The value of the environmental services here is perhaps not so large, using a Pigovian tax of ~ $50 per metric ton carbon and a greenhouse gas equivalent of 21-1=20 (for the CO2 they did emit) for methane, only 115 to 158 million US, but the bacteria would appreciate a remittance. Of course the amount of carbon tied up in the clatherates is 500-2500 gigatonnes carbon. It might pay to put something away to pay for the big burp.

10 comments:

Anonymous said...

I would feel much better about this if:

1. Atmospheric methane wasn't rising steadily for the last 3 years+, with a poor understanding of where it's coming from, and

2. We didn't have observational data piling up of methane releases from off the coast of Siberian plus permafrost.

EliRabett said...

Well yes, but the permafrost is not the ocean, and we really don't know what is coming out of things like coal mines.

Steve Bloom said...

The ESS clathrates are quite shallow and methane bubbling to the surface has already been observed there. Enough methane is present to do some serious damage.

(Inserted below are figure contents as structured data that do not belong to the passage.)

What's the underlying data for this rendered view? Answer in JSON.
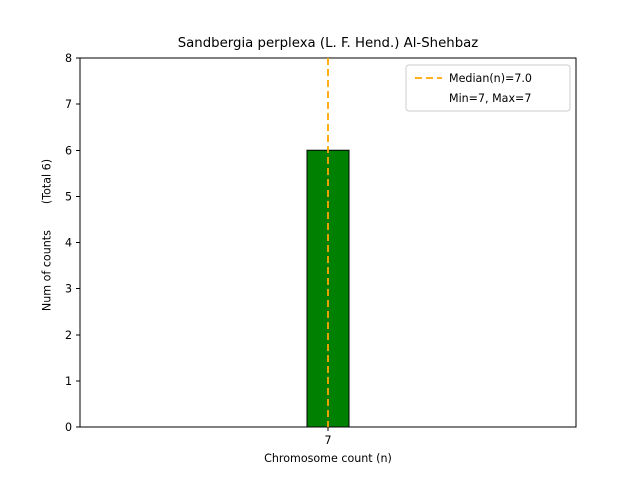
{
  "chart_data": {
    "type": "bar",
    "title": "Sandbergia perplexa (L. F. Hend.) Al-Shehbaz",
    "xlabel": "Chromosome count (n)",
    "ylabel": "Num of counts",
    "ylabel_secondary": "(Total 6)",
    "categories": [
      "7"
    ],
    "values": [
      6
    ],
    "ylim": [
      0,
      8
    ],
    "yticks": [
      0,
      1,
      2,
      3,
      4,
      5,
      6,
      7,
      8
    ],
    "grid": false,
    "bar_color": "#008000",
    "bar_edge_color": "#000000",
    "median": 7.0,
    "min": 7,
    "max": 7,
    "median_line_color": "#FFA500",
    "median_line_style": "dashed",
    "legend": {
      "position": "upper right",
      "entries": [
        {
          "label": "Median(n)=7.0",
          "sample": "dashed-orange-line"
        },
        {
          "label": "Min=7, Max=7",
          "sample": "none"
        }
      ]
    }
  }
}
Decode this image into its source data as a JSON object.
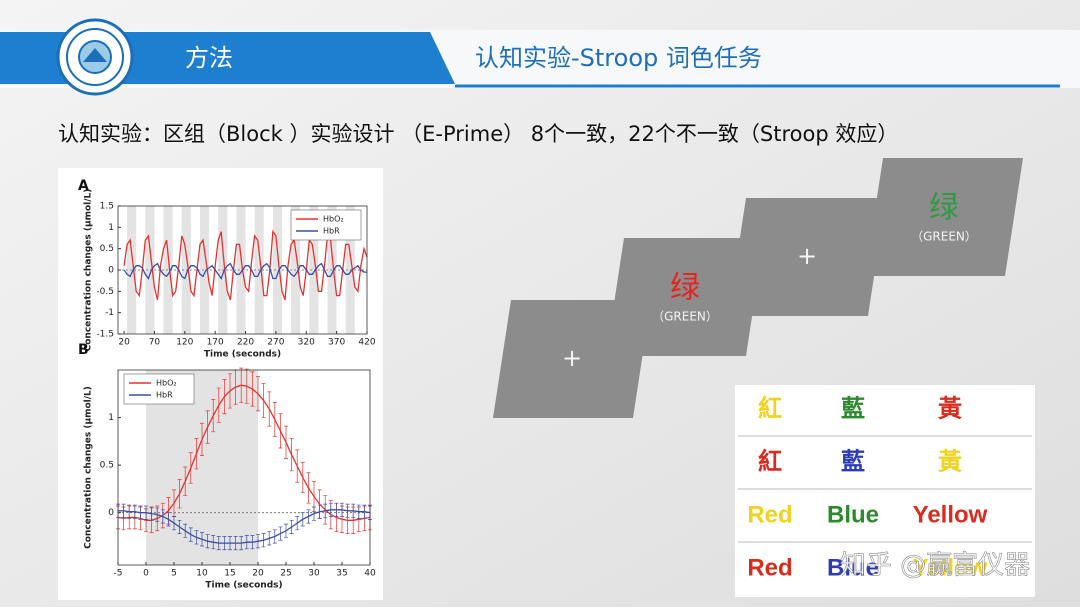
{
  "header": {
    "section": "方法",
    "title": "认知实验-Stroop 词色任务"
  },
  "subtitle": "认知实验：区组（Block ）实验设计 （E-Prime） 8个一致，22个不一致（Stroop 效应）",
  "chart_data": [
    {
      "type": "line",
      "panel": "A",
      "xlabel": "Time (seconds)",
      "ylabel": "Concentration changes (μmol/L)",
      "x": [
        20,
        25,
        30,
        35,
        40,
        45,
        50,
        55,
        60,
        65,
        70,
        75,
        80,
        85,
        90,
        95,
        100,
        105,
        110,
        115,
        120,
        125,
        130,
        135,
        140,
        145,
        150,
        155,
        160,
        165,
        170,
        175,
        180,
        185,
        190,
        195,
        200,
        205,
        210,
        215,
        220,
        225,
        230,
        235,
        240,
        245,
        250,
        255,
        260,
        265,
        270,
        275,
        280,
        285,
        290,
        295,
        300,
        305,
        310,
        315,
        320,
        325,
        330,
        335,
        340,
        345,
        350,
        355,
        360,
        365,
        370,
        375,
        380,
        385,
        390,
        395,
        400,
        405,
        410,
        415,
        420
      ],
      "series": [
        {
          "name": "HbO₂",
          "color": "#e8312f",
          "values": [
            0.1,
            0.6,
            0.7,
            0.1,
            -0.5,
            -0.6,
            0.0,
            0.7,
            0.8,
            0.2,
            -0.4,
            -0.7,
            0.1,
            0.5,
            0.7,
            0.0,
            -0.6,
            -0.5,
            0.1,
            0.8,
            0.6,
            0.1,
            -0.5,
            -0.6,
            0.0,
            0.6,
            0.7,
            0.2,
            -0.3,
            -0.6,
            0.1,
            0.7,
            0.9,
            0.1,
            -0.5,
            -0.7,
            0.0,
            0.6,
            0.6,
            0.0,
            -0.4,
            -0.5,
            0.2,
            0.8,
            0.7,
            0.1,
            -0.6,
            -0.6,
            0.0,
            0.9,
            0.8,
            0.1,
            -0.5,
            -0.7,
            0.1,
            0.6,
            0.7,
            0.2,
            -0.4,
            -0.6,
            0.0,
            0.7,
            0.6,
            0.1,
            -0.5,
            -0.5,
            0.1,
            0.8,
            0.7,
            0.0,
            -0.6,
            -0.6,
            0.0,
            0.6,
            0.6,
            0.1,
            -0.4,
            -0.5,
            0.1,
            0.5,
            0.3
          ]
        },
        {
          "name": "HbR",
          "color": "#3a4ea8",
          "values": [
            0.0,
            -0.1,
            -0.15,
            0.0,
            0.1,
            0.1,
            0.05,
            -0.1,
            -0.2,
            0.0,
            0.1,
            0.15,
            0.0,
            -0.1,
            -0.15,
            -0.05,
            0.1,
            0.1,
            0.0,
            -0.15,
            -0.2,
            0.0,
            0.1,
            0.1,
            0.05,
            -0.1,
            -0.15,
            0.0,
            0.05,
            0.1,
            0.0,
            -0.1,
            -0.2,
            0.0,
            0.1,
            0.15,
            0.0,
            -0.1,
            -0.1,
            0.0,
            0.1,
            0.1,
            0.0,
            -0.15,
            -0.15,
            0.0,
            0.1,
            0.15,
            0.05,
            -0.2,
            -0.2,
            0.0,
            0.1,
            0.1,
            0.0,
            -0.1,
            -0.15,
            -0.05,
            0.1,
            0.1,
            0.0,
            -0.1,
            -0.1,
            0.0,
            0.1,
            0.15,
            0.0,
            -0.15,
            -0.15,
            0.0,
            0.1,
            0.1,
            0.0,
            -0.1,
            -0.1,
            0.0,
            0.05,
            0.1,
            0.0,
            -0.05,
            -0.05
          ]
        }
      ],
      "blocks": [
        [
          25,
          40
        ],
        [
          55,
          70
        ],
        [
          85,
          100
        ],
        [
          115,
          130
        ],
        [
          145,
          160
        ],
        [
          175,
          190
        ],
        [
          205,
          220
        ],
        [
          235,
          250
        ],
        [
          265,
          280
        ],
        [
          295,
          310
        ],
        [
          325,
          340
        ],
        [
          355,
          370
        ],
        [
          385,
          400
        ]
      ],
      "xlim": [
        10,
        420
      ],
      "ylim": [
        -1.5,
        1.5
      ],
      "xticks": [
        20,
        70,
        120,
        170,
        220,
        270,
        320,
        370,
        420
      ],
      "yticks": [
        -1.5,
        -1,
        -0.5,
        0,
        0.5,
        1,
        1.5
      ],
      "legend": "upper right",
      "zero_line": true
    },
    {
      "type": "line",
      "panel": "B",
      "xlabel": "Time (seconds)",
      "ylabel": "Concentration changes (μmol/L)",
      "x": [
        -5,
        -4,
        -3,
        -2,
        -1,
        0,
        1,
        2,
        3,
        4,
        5,
        6,
        7,
        8,
        9,
        10,
        11,
        12,
        13,
        14,
        15,
        16,
        17,
        18,
        19,
        20,
        21,
        22,
        23,
        24,
        25,
        26,
        27,
        28,
        29,
        30,
        31,
        32,
        33,
        34,
        35,
        36,
        37,
        38,
        39,
        40
      ],
      "series": [
        {
          "name": "HbO₂",
          "color": "#e8312f",
          "values": [
            -0.05,
            -0.06,
            -0.05,
            -0.05,
            -0.06,
            -0.08,
            -0.08,
            -0.06,
            -0.03,
            0.02,
            0.1,
            0.2,
            0.33,
            0.47,
            0.62,
            0.77,
            0.9,
            1.02,
            1.13,
            1.22,
            1.28,
            1.32,
            1.34,
            1.33,
            1.3,
            1.25,
            1.18,
            1.09,
            0.98,
            0.86,
            0.74,
            0.61,
            0.49,
            0.37,
            0.26,
            0.17,
            0.09,
            0.03,
            -0.02,
            -0.05,
            -0.07,
            -0.08,
            -0.08,
            -0.07,
            -0.06,
            -0.05
          ],
          "errors": [
            0.12,
            0.12,
            0.12,
            0.12,
            0.12,
            0.12,
            0.13,
            0.13,
            0.13,
            0.14,
            0.14,
            0.15,
            0.15,
            0.16,
            0.16,
            0.17,
            0.17,
            0.17,
            0.18,
            0.18,
            0.18,
            0.18,
            0.18,
            0.18,
            0.18,
            0.18,
            0.18,
            0.18,
            0.18,
            0.18,
            0.17,
            0.17,
            0.17,
            0.16,
            0.16,
            0.16,
            0.15,
            0.15,
            0.15,
            0.15,
            0.14,
            0.14,
            0.14,
            0.13,
            0.13,
            0.13
          ]
        },
        {
          "name": "HbR",
          "color": "#3a4ea8",
          "values": [
            0.02,
            0.02,
            0.01,
            0.01,
            0.0,
            0.0,
            -0.01,
            -0.02,
            -0.04,
            -0.07,
            -0.11,
            -0.15,
            -0.19,
            -0.23,
            -0.26,
            -0.28,
            -0.3,
            -0.31,
            -0.32,
            -0.32,
            -0.32,
            -0.32,
            -0.32,
            -0.31,
            -0.31,
            -0.3,
            -0.29,
            -0.27,
            -0.25,
            -0.22,
            -0.19,
            -0.15,
            -0.11,
            -0.07,
            -0.04,
            -0.01,
            0.01,
            0.02,
            0.03,
            0.03,
            0.03,
            0.02,
            0.02,
            0.01,
            0.01,
            0.0
          ],
          "errors": [
            0.07,
            0.07,
            0.07,
            0.07,
            0.07,
            0.07,
            0.07,
            0.07,
            0.07,
            0.07,
            0.07,
            0.07,
            0.07,
            0.07,
            0.07,
            0.07,
            0.07,
            0.07,
            0.07,
            0.07,
            0.07,
            0.07,
            0.07,
            0.07,
            0.07,
            0.07,
            0.07,
            0.07,
            0.07,
            0.07,
            0.07,
            0.07,
            0.07,
            0.07,
            0.07,
            0.07,
            0.07,
            0.07,
            0.07,
            0.07,
            0.07,
            0.07,
            0.07,
            0.07,
            0.07,
            0.07
          ]
        }
      ],
      "blocks": [
        [
          0,
          20
        ]
      ],
      "xlim": [
        -5,
        40
      ],
      "ylim": [
        -0.55,
        1.5
      ],
      "xticks": [
        -5,
        0,
        5,
        10,
        15,
        20,
        25,
        30,
        35,
        40
      ],
      "yticks": [
        0,
        0.5,
        1
      ],
      "legend": "upper left",
      "zero_line": true
    }
  ],
  "cards": [
    {
      "text": "+"
    },
    {
      "text": "绿",
      "sub": "（GREEN）",
      "color": "#e8231c"
    },
    {
      "text": "+"
    },
    {
      "text": "绿",
      "sub": "（GREEN）",
      "color": "#2e9a44"
    }
  ],
  "stroop_table": {
    "rows": [
      [
        {
          "text": "紅",
          "color": "#f2d21b"
        },
        {
          "text": "藍",
          "color": "#2b8a2b"
        },
        {
          "text": "黃",
          "color": "#d92b1e"
        }
      ],
      [
        {
          "text": "紅",
          "color": "#d92b1e"
        },
        {
          "text": "藍",
          "color": "#2c3bb8"
        },
        {
          "text": "黃",
          "color": "#f2d21b"
        }
      ],
      [
        {
          "text": "Red",
          "color": "#f2d21b"
        },
        {
          "text": "Blue",
          "color": "#2b8a2b"
        },
        {
          "text": "Yellow",
          "color": "#d92b1e"
        }
      ],
      [
        {
          "text": "Red",
          "color": "#d92b1e"
        },
        {
          "text": "Blue",
          "color": "#2c3bb8"
        },
        {
          "text": "Yellow",
          "color": "#f2d21b"
        }
      ]
    ]
  },
  "watermark": "知乎 @赢富仪器"
}
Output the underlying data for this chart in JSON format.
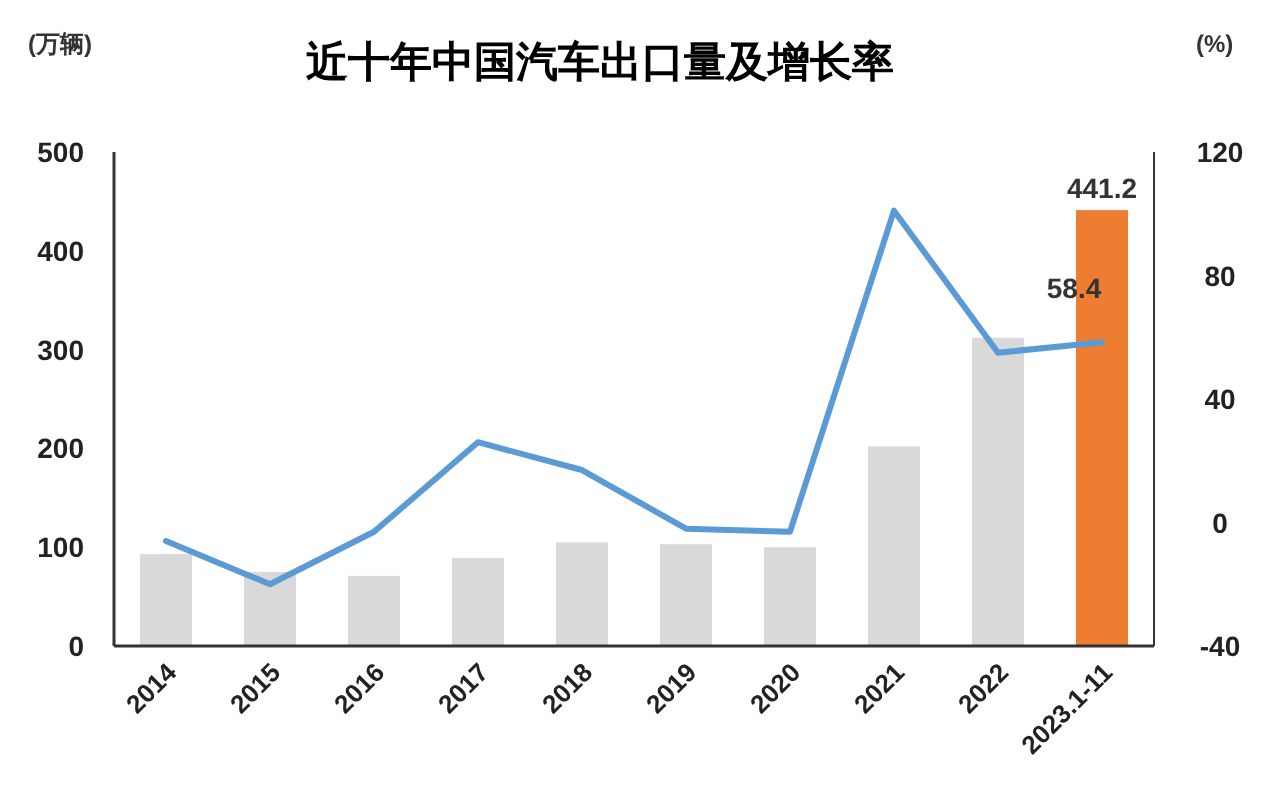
{
  "chart_data": {
    "type": "bar",
    "title": "近十年中国汽车出口量及增长率",
    "ylabel": "(万辆)",
    "y2label": "(%)",
    "categories": [
      "2014",
      "2015",
      "2016",
      "2017",
      "2018",
      "2019",
      "2020",
      "2021",
      "2022",
      "2023.1-11"
    ],
    "series": [
      {
        "colors": [
          "#d9d9d9",
          "#d9d9d9",
          "#d9d9d9",
          "#d9d9d9",
          "#d9d9d9",
          "#d9d9d9",
          "#d9d9d9",
          "#d9d9d9",
          "#d9d9d9",
          "#ed7d31"
        ],
        "values": [
          93,
          75,
          71,
          89,
          105,
          103,
          100,
          202,
          312,
          441.2
        ],
        "value_labels": [
          null,
          null,
          null,
          null,
          null,
          null,
          null,
          null,
          null,
          "441.2"
        ]
      },
      {
        "type": "line",
        "axis": "y2",
        "color": "#5b9bd5",
        "values": [
          -6,
          -20,
          -3,
          26,
          17,
          -2,
          -3,
          101,
          55,
          58.4
        ],
        "value_labels": [
          null,
          null,
          null,
          null,
          null,
          null,
          null,
          null,
          null,
          "58.4"
        ]
      }
    ],
    "ylim": [
      0,
      500
    ],
    "yticks": [
      0,
      100,
      200,
      300,
      400,
      500
    ],
    "y2lim": [
      -40,
      120
    ],
    "y2ticks": [
      -40,
      0,
      40,
      80,
      120
    ],
    "grid": false
  }
}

IIRC some evidence has been found of possible bulk methane relases (maybe associated with the PETM) on the deepish seafloor off Norway. Something like that seems likely to allow much of the methane to reach the surface and thus the atmosphere.

Aside from the ESS, the big danger does seem to be permsfrost, although isn't it the case that there's a permafrost cap over the ESS clathrates (which during the Pleistocene glaciations were above sea level)?

On the whole, the fate of the Gulf methane seems less like good news than an absence of bad news. But we take what we can get.

Brian Schmidt said...

Not that I know what I'm talking about (should be an acronym for that), but I wonder if the location of the DH spill, in an area with lots of natural seeps, meant the biota was ready to take on the challenge we offered. Somewhere else, and they might fail the quest.

Adam said...

@Brian Schmidt

Indeed, there must be a vast army of hydrocarbon-loving microbes in the North Gulf. There are many miles of beaches on the Louisiana Gulf Coast near the Texas border that are persistently fouled with seeping oil, and must have been for tens of thousands of years.

Hank Roberts said...

> we really don't know what is coming out of things like coal mines.
http://www.methanegasdetectors.com/info/coal-mining-and-the-risk-of-methane-gas-explosions/

Anonymous said...

"Well yes, but the permafrost is not the ocean, and we really don't know what is coming out of things like coal mines."

You mean off the open cuts, not the mines, surely.

EliRabett said...

No, when coal is mined today it is ground at the mine face into fairly small chunks which are moved on conveyors. In doing this a fair amount of VOCs are released, less for anthracite, more for lower grades. That, among other things is the reason why ventilation is so huge in mines.

EliRabett said...

The other point is that this report is going to lead to surveys of the clathrate areas in the Arctic to look for the methylophiles, and maybe even suggestions to plant a few.

Greg said...

Is the DO anomaly in the graph plotted as a negative?